The US Supreme Court recently set forth a heightened standard to apply to Fed. R. Civ. P. 12 motions to dismiss in its decision in Bell Atlantic Corp. v. Twombly in which a class action was dismissed for failure of the class to demonstrate that it could “plausibly” win at trial.  In Twombly, the Court stated that to survive such a motion, the claim must include "enough facts to state a claim to relief that is plausible on its face."  The Court explained that the factual "allegations must be enough to raise a right to relief above the speculative level."  The Court noted that it was not imposing a "probability requirement at the pleading stage," and a well-pleaded complaint could proceed even if it was apparent that actual proof of the facts alleged was improbable and recovery was unlikely. The Court further explained that the complaint merely needed to contain enough factual matter to "raise a reasonable expectation that discovery will reveal evidence of" the claim or element. This ruling essentially departed from the established standard set forth in Conley v. Gibson, 355 U.S. 41 (1957) where the Court stated that lawsuits should not be dismissed at such an early stage unless it appeared that the party could prove “no set of facts” at trial that could support its claim.  Court watchers have indicated that this ruling will substantially impact the ability of plaintiffs to withstand attacks on complaints where the intent of a defendant is a necessary predicate to obtaining relief.  It is unknown how the 26 states that have patterned their dismissal standards on the Conley “no set of facts” language will apply the ruling in cases involving only the interpretation of state law.

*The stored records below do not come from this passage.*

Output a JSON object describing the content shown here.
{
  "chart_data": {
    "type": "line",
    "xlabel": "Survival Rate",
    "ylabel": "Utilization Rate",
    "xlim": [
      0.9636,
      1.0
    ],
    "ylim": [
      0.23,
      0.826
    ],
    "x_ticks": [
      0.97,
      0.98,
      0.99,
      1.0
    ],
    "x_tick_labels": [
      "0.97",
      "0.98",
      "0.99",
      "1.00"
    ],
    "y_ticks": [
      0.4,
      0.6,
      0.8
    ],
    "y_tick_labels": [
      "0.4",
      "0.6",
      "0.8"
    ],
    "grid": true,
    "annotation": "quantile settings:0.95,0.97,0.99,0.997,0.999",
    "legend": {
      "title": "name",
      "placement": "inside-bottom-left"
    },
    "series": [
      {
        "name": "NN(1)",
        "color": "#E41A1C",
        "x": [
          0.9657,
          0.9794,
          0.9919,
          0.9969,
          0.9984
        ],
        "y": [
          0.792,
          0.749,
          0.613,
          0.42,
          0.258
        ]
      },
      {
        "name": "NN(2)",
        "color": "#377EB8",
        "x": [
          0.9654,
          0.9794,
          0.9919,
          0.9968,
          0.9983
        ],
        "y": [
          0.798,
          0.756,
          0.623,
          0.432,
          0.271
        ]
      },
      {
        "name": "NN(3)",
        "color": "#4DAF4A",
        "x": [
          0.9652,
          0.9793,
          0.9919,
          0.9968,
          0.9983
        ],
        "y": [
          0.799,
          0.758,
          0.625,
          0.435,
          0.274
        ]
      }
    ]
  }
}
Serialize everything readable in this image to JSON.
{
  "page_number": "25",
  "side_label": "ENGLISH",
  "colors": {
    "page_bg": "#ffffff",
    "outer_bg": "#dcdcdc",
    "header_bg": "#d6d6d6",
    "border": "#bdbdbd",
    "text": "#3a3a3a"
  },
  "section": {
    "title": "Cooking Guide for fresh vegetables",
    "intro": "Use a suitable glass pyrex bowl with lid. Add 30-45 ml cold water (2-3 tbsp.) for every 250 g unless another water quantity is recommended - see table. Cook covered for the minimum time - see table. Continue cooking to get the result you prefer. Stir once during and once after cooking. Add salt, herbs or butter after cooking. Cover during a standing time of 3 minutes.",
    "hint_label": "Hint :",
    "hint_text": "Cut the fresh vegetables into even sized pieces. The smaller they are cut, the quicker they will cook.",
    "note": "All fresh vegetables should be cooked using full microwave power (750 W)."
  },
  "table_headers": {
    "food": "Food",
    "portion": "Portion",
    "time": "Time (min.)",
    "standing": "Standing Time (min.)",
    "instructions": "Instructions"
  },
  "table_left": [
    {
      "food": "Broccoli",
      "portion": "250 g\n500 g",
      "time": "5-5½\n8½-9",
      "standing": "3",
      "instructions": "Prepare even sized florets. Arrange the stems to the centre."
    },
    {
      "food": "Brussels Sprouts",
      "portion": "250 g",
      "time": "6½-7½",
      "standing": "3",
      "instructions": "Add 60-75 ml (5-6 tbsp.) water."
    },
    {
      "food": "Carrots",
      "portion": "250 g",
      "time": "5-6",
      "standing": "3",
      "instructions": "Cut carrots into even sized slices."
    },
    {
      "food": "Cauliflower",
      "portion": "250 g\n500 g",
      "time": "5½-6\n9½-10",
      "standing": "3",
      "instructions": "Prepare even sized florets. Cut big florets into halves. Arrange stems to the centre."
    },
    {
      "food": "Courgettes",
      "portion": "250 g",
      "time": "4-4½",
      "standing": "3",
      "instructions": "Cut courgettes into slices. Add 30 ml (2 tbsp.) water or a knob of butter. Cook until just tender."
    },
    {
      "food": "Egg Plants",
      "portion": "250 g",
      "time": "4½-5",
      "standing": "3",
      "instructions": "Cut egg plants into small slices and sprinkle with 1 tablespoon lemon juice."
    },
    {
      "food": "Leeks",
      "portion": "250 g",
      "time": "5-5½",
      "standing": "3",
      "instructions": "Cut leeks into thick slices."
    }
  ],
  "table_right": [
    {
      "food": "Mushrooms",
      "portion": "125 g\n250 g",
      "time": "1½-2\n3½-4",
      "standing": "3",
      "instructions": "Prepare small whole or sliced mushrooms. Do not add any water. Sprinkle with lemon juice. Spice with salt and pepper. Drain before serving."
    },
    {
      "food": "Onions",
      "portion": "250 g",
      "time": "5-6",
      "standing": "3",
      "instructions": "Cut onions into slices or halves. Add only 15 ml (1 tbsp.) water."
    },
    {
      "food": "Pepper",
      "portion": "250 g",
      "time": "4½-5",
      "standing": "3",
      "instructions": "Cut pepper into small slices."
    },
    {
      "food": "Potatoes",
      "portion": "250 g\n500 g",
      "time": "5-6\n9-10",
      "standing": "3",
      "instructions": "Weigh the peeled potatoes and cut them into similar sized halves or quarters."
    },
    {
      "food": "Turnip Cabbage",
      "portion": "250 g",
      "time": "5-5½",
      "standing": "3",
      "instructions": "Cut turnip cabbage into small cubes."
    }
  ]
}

So far, only one decision has been released applying the Twombly standard in an insurance coverage case.  In State Auto Prop. & Cas. Ins. Co. v. Loehr, No. 4:06CV01427 FRB, 2007 U.S. Dist. LEXIS 69449 (E.D. Mo. Sept. 19, 2007), the Eastern District of Missouri found that a plaintiff insured met the “plausible” standard under Twombly as his complaint adequately alleged that State Auto's refusal to pay benefits was vexatious and without reasonable cause or excuse and cited the appropriate Missouri statute providing for vexatious refusal for payment of claims.  According to the opinion, it did not appear that any separate specific facts related to the basis for the “vexatious” allegation was plead other than an allegation regarding the nonpayment of policy proceeds.  However, the court found that the insured sufficiently met the Twombly standard as the general facts alleged concerning nonpayment of policy proceeds demonstrated "a reasonable expectation that discovery will reveal evidence of defendant's claim for vexatious refusal to pay.”